What’s very rare is someone who balances both — for example extreme ambition (I want to write a book that becomes a historic classic) with extreme humility (If no one ever reads my stuff again, I’ll be grateful for the people who have).

Opposites don’t have to contradict each other, as long as you have the right perspective at the right time.

5. Worrying about what people think of them after they’re dead, not while they’re alive.

The second part is not that uncommon, but the first one is. It’s not like future examples of success don’t give a shit about anyone’s opinion. They do, just not right now.

Their timeline of “I want people to think highly of me” is shifted to after their death. Be an outsider now, leave a growing legacy.

When you stop focusing on peoples’ opinions right now and start to really care about what they’ll say when you’re gone, that’s when you adopt the long-term thinking you need to win the right way — whatever game you’re playing.

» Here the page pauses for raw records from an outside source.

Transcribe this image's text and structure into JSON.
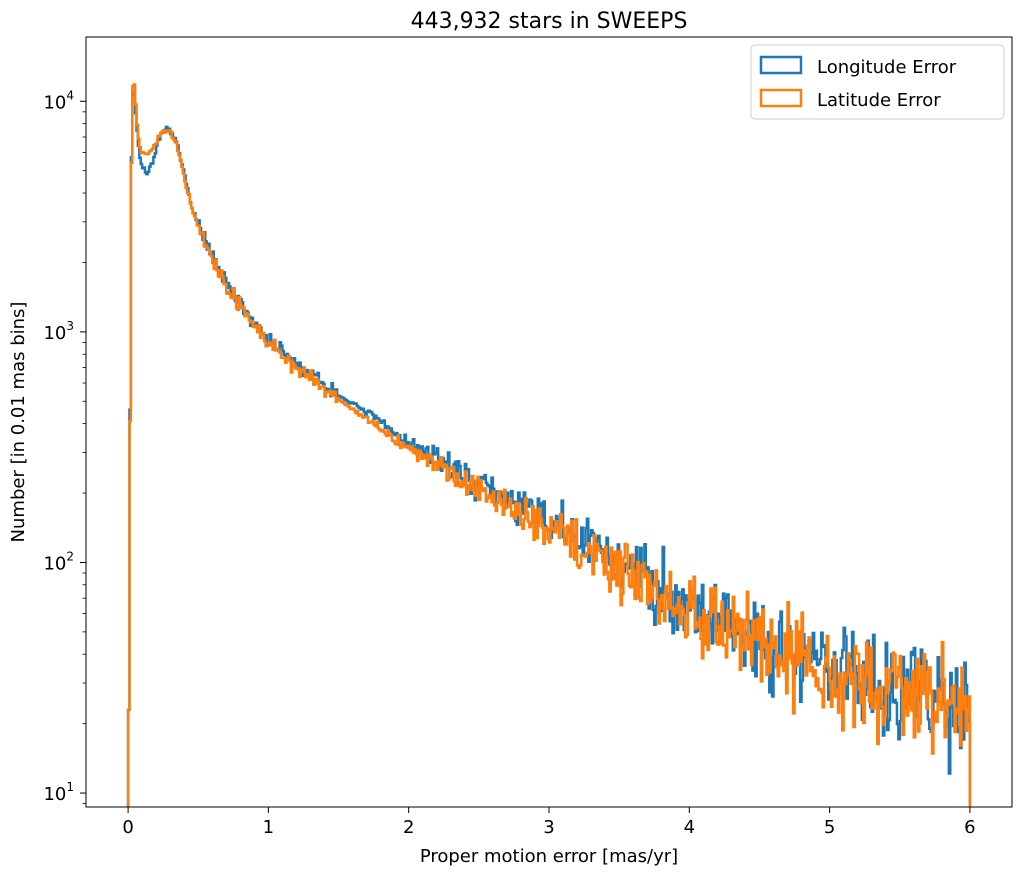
{
  "chart_data": {
    "type": "histogram-step",
    "title": "443,932 stars in SWEEPS",
    "xlabel": "Proper motion error [mas/yr]",
    "ylabel": "Number [in 0.01 mas bins]",
    "yscale": "log",
    "xlim": [
      -0.3,
      6.3
    ],
    "ylim": [
      8.7,
      19000
    ],
    "bin_width": 0.01,
    "x_range": [
      0,
      6
    ],
    "x_ticks": [
      0,
      1,
      2,
      3,
      4,
      5,
      6
    ],
    "x_tick_labels": [
      "0",
      "1",
      "2",
      "3",
      "4",
      "5",
      "6"
    ],
    "y_major_ticks": [
      10,
      100,
      1000,
      10000
    ],
    "y_tick_labels": [
      "10",
      "10",
      "10",
      "10"
    ],
    "y_tick_exponents": [
      "1",
      "2",
      "3",
      "4"
    ],
    "legend_position": "top-right",
    "series": [
      {
        "name": "Longitude Error",
        "color": "#1f77b4",
        "shape_points": [
          [
            0.0,
            9
          ],
          [
            0.01,
            60
          ],
          [
            0.02,
            3500
          ],
          [
            0.03,
            9500
          ],
          [
            0.04,
            12000
          ],
          [
            0.05,
            10000
          ],
          [
            0.06,
            8000
          ],
          [
            0.08,
            6000
          ],
          [
            0.1,
            5100
          ],
          [
            0.14,
            4900
          ],
          [
            0.18,
            5600
          ],
          [
            0.22,
            6800
          ],
          [
            0.27,
            7600
          ],
          [
            0.3,
            7500
          ],
          [
            0.35,
            6500
          ],
          [
            0.4,
            4800
          ],
          [
            0.45,
            3600
          ],
          [
            0.5,
            2900
          ],
          [
            0.6,
            2100
          ],
          [
            0.7,
            1600
          ],
          [
            0.8,
            1300
          ],
          [
            1.0,
            930
          ],
          [
            1.2,
            720
          ],
          [
            1.5,
            530
          ],
          [
            1.7,
            450
          ],
          [
            2.0,
            330
          ],
          [
            2.5,
            220
          ],
          [
            3.0,
            150
          ],
          [
            3.5,
            100
          ],
          [
            4.0,
            66
          ],
          [
            4.5,
            47
          ],
          [
            5.0,
            36
          ],
          [
            5.5,
            29
          ],
          [
            6.0,
            24
          ]
        ],
        "noise_amplitude": 0.35,
        "noise_seed": 7
      },
      {
        "name": "Latitude Error",
        "color": "#ff7f0e",
        "shape_points": [
          [
            0.0,
            9
          ],
          [
            0.01,
            60
          ],
          [
            0.02,
            3000
          ],
          [
            0.03,
            10000
          ],
          [
            0.04,
            13000
          ],
          [
            0.05,
            11000
          ],
          [
            0.06,
            8500
          ],
          [
            0.08,
            6500
          ],
          [
            0.1,
            6000
          ],
          [
            0.14,
            6000
          ],
          [
            0.18,
            6300
          ],
          [
            0.22,
            7000
          ],
          [
            0.27,
            7500
          ],
          [
            0.3,
            7400
          ],
          [
            0.35,
            6400
          ],
          [
            0.4,
            4700
          ],
          [
            0.45,
            3500
          ],
          [
            0.5,
            2850
          ],
          [
            0.6,
            2050
          ],
          [
            0.7,
            1580
          ],
          [
            0.8,
            1280
          ],
          [
            1.0,
            900
          ],
          [
            1.2,
            700
          ],
          [
            1.5,
            510
          ],
          [
            1.7,
            420
          ],
          [
            2.0,
            310
          ],
          [
            2.5,
            205
          ],
          [
            3.0,
            140
          ],
          [
            3.5,
            95
          ],
          [
            4.0,
            62
          ],
          [
            4.5,
            45
          ],
          [
            5.0,
            34
          ],
          [
            5.5,
            28
          ],
          [
            6.0,
            23
          ]
        ],
        "noise_amplitude": 0.32,
        "noise_seed": 13
      }
    ]
  }
}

6. Telling the truth when it makes no sense.

Being honest in situations, where it would make a lot more sense for all involved to lie, somehow has a funny way of benefitting us.

For example, when pitching a big food corporation for a yogurt startup, most founders would try to show off their (not-yet-existent) expertise about the market. That might be a good idea, because if they can pull it off, both the investor and they will profit from the deal.

A confident beginner would say “look, we don’t know all the details, but we know that this will change the entire game.”

Whether they get the money or not, their honesty somehow still opens the next door, no matter if it’s a reference, a new customer, a trusted advisor or another minor advantage they gain.

7. Using geological arbitrage.

Geological arbitrage simply means a good is priced lower in one area than the other, and you’re profiting off the difference.

I’m using the reverse of this right now: Moving to an expensive city has kicked my work ethic into gear to fully pay my own way through life.

This doesn’t have to be money or a physical good. It can be something intangible too, like time, or attention.

Living in Thailand and saving half your monthly expenses compared to Europe is smart. Opening an office in a town that’ll soon become a hot spot for your product is clever. Launching a dating-focused social network on just one college campus that’s full of smart, shy people and tech nerds is brilliant.

The reason not many people do this is because it’s a big commitment: sometimes it means you literally have to move.

Some of these are less uncommon than others. Either way, I hope these make sense to you, but then again, maybe they shouldn’t. Like Trey’s diet of ants only, not everything has to make sense, to make sense.

Just remember: While you’re watching those at the top, the thorny dragons of the world are hidden behind the scenes, making progress in silence.

Uncommon, unnoticed, unwatched.

And when you finally notice them, they might never be the same.